Sunday, September 11, 2011

September 11th

Today, I will post two blogs. I rarely do it, but I feel that today, of all days, is the occasion.

September 11th is a day of tribute, reflection, and grief.

But September 11th is also a day of hope, life, and beauty.I think it's important to remember where we've been, but I don't expect the world to stop moving today.

We have spent 10 years as a nation mourning our loss, and we will spend a lifetime feeling the sting of that pain.

But ignoring all of the beauty in our world, and miraculous events that occur on this day is wrong, and disrespectful to the many lives lost in the terror. Their loss doesn't mean that we should grieve eternally. The best tribute we can offer is to REMEMBER them, and LIVE.

Today, one blog will be in remembrance. One blog will be in celebration of a life continued.

Reposted Blog: In Remembrance

Tomorrow My World Will Be A Different Place
September 11, 2001, as I lived it.

I wake up and roll over in the streaming sunlight. My room is filled with the smell of humidity and gasoline; I left my window open overnight to try and combat the stale, musty air of of the air conditioning.

I roll to my left where my radio is blaring too loud for me to ignore. It's early, and I have a morning class today. There's no way I can skip, I have a paper due, and this teacher brings new meaning to the word unforgiving.

I reach out to slam my snooze bar down. My fingerprints have worn a hole in the writing on the alarm; it now reads SN^^>E, but the tone in the DJs voice catches my ear. I normally don't have it on this station. Doc Holliday (Doc and Johnny Morning show) grates on my nerves. His caustic, misogynistic attitude is no way to start the day. But I snoozed to LoveLine last night, and they share a station.

They must be joking. A plan has crashed into a world trade center. Seriously, this is another one of those radio pranks they are famous for playing. But something in Doc's voice is haunting. He's not this good of an actor.  I roll off the bed and out into the living room. The cat, shuffled from his sleep at the foot of me bed, groans loudly, takes a swipe at my leg, and goes off to hunt the geckos that crept through the screen overnight.

My roommate is sleeping on the futon in the living room. I plop down on her bed and fumble for the remote control. She rolls over, sleep in her eyes.

"What are you doing?" She asks, the sleep heavy in her voice.

"A plane crashed in the world trade center somewhere. I'm turning on the news."

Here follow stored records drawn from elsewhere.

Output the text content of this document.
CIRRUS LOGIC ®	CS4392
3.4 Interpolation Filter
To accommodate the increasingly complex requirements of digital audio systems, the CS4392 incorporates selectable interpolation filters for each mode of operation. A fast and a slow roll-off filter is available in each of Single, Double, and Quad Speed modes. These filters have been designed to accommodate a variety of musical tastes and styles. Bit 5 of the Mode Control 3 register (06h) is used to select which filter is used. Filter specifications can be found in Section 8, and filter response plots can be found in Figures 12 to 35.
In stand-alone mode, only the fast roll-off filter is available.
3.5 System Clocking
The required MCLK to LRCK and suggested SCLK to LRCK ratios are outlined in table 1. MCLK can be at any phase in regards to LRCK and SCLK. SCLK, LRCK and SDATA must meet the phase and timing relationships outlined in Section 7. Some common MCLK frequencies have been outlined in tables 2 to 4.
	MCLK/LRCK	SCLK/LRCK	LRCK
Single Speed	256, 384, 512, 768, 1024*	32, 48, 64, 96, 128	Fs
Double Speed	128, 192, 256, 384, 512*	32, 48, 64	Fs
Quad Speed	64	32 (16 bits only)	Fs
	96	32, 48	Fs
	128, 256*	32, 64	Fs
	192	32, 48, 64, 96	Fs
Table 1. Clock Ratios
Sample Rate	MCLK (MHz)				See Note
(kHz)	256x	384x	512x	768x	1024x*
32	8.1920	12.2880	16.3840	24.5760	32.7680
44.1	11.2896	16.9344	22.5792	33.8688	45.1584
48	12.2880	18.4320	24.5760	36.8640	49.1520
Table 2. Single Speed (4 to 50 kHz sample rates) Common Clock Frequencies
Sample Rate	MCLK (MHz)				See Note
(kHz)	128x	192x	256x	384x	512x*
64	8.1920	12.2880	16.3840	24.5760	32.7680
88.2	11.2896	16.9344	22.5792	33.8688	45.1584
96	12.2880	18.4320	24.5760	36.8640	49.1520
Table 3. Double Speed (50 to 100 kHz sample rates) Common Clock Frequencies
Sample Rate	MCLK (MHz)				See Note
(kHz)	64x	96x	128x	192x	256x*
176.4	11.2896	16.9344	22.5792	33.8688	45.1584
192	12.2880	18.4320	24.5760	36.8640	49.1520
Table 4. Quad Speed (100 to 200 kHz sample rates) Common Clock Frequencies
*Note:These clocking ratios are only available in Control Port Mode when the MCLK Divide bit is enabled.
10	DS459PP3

"What?" She asks, trying to put pieces of information together. "Don't you have to be at class in like 15 minutes?"

"Shh..." I flip the channel to WESH.

On the screen, one of the twin towers stands, smoke pouring from it's core.

"What happened?!?" My roommate gasps. "Was he flying too low?"

I don't even have time to push words out of my mouth when we watch the second plane crash into the second tower. My heart stops in my chest, and I can't catch a breath. A few minutes later, we watch as a proud symbol of American decadence crumbles to the ground.

"Oh my god." I turn, unable to process what I'm seeing. My mind pushes me to believe that this is a stunt; a movie; a magic trick gone tragically awry; anything other than what the news has only been hinting at so far. "There are thousands of people in that building! Oh my god! Oh my go..."

I choke as the realization hits me. Tomorrow, the world in which I live will be a different place. Late that night, I fight sleep, knowing that when I close my eyes and reopen them hours later, I might suddenly be longing for the world I'd left behind.